Chris Stevens and three American colleagues from the U.S. mission in Libya were killed by a mob yesterday. The first American governmental deaths in the Arab world since the Arab Spring began less than two years ago, their deaths should be a clarion call to our country about the risks that those who serve our country abroad take. And Chris' example of religious tolerance, support for freedom and belief in democracy should be followed in the days ahead, as we respond to this tragedy.
I first met Chris when he served as a congressional fellow in the U.S. Senate working for the Foreign Relations Committee. He was a career Foreign Service Officer and a former Peace Corps Volunteer, meaning that he lived his life promoting American values and ideas around the world. While I was a Democratic Senate staffer and Chris worked for a Republican member, it was clear that those values infused his every move. He wasn't partisan; he worked across the aisle; he was professional and kind. And above all, he was friendly. Friendly to me and friendly to my wife, alongside whom he worked. Everyone liked Chris.
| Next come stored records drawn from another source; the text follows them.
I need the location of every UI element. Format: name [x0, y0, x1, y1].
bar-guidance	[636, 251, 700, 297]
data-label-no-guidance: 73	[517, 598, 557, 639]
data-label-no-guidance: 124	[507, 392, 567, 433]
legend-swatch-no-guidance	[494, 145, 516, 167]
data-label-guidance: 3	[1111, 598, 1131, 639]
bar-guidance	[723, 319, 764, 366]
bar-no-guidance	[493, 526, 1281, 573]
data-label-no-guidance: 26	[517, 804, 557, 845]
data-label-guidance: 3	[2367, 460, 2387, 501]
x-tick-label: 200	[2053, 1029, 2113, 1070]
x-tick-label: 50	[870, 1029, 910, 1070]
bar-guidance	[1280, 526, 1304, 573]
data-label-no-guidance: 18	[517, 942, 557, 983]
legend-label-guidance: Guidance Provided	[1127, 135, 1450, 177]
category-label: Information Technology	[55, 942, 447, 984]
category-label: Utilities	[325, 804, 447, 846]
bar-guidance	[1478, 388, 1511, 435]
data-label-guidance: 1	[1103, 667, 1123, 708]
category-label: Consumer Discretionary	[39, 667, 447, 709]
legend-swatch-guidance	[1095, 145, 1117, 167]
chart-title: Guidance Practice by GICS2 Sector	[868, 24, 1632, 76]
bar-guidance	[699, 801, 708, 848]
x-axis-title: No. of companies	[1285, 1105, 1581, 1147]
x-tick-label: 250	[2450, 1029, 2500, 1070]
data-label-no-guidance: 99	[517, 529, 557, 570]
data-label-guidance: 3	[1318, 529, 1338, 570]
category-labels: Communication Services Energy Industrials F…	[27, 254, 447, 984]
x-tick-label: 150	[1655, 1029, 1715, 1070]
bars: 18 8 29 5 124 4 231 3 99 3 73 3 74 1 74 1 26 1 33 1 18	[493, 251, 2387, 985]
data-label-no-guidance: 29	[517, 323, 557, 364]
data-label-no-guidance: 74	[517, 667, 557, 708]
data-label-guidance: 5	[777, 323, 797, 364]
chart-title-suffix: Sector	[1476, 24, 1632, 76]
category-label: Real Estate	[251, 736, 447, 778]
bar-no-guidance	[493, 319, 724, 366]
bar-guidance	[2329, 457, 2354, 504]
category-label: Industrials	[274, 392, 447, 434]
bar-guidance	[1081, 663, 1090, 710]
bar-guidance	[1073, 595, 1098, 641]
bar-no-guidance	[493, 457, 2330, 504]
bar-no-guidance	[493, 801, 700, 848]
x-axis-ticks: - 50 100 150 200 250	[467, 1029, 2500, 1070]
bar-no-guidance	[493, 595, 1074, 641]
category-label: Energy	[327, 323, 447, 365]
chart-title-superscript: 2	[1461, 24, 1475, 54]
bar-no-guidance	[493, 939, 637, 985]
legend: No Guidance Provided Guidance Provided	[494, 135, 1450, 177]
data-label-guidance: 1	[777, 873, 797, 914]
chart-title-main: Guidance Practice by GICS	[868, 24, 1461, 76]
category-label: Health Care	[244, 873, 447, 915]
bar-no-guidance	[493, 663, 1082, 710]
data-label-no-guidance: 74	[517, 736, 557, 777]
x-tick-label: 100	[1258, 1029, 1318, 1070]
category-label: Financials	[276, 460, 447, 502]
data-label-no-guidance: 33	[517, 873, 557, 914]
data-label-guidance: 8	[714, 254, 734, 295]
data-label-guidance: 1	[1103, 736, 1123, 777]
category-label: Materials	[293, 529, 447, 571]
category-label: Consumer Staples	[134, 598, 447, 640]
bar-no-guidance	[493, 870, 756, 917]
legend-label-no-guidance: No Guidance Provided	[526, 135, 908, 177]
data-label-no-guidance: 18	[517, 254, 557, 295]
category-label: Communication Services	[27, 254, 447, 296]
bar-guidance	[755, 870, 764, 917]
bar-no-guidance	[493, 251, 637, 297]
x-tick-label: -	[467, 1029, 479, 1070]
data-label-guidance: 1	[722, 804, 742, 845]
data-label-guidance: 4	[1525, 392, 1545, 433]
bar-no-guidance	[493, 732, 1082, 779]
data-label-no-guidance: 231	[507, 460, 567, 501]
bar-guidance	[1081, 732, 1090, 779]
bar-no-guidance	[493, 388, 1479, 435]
I remember that when Chris was named as our envoy to the Libyan rebels, I sent him a congratulatory note, and he quickly responded back. He was positive and realistic -- an idealist who understood the corridors of power in Washington and the streets of Benghazi.
Already there are those who are attempting to use Chris' death to promote their own political agendas. Chris wouldn't have supported that. Chris understood that he was living in a volatile place. He knew the risks. And he would never engage in finger pointing about tragic events such as the one that caused him to leave us.
So in the days ahead, as loud voices rise up to try to explain the motivations of his killers, or the skills of our leaders, or the reason for why patriotic Americans like Chris are giving their life to promote a better world, let's remember Chris' example and follow it. A little bit more of Chris in each of us will help make this world into the place that Chris would want it to be.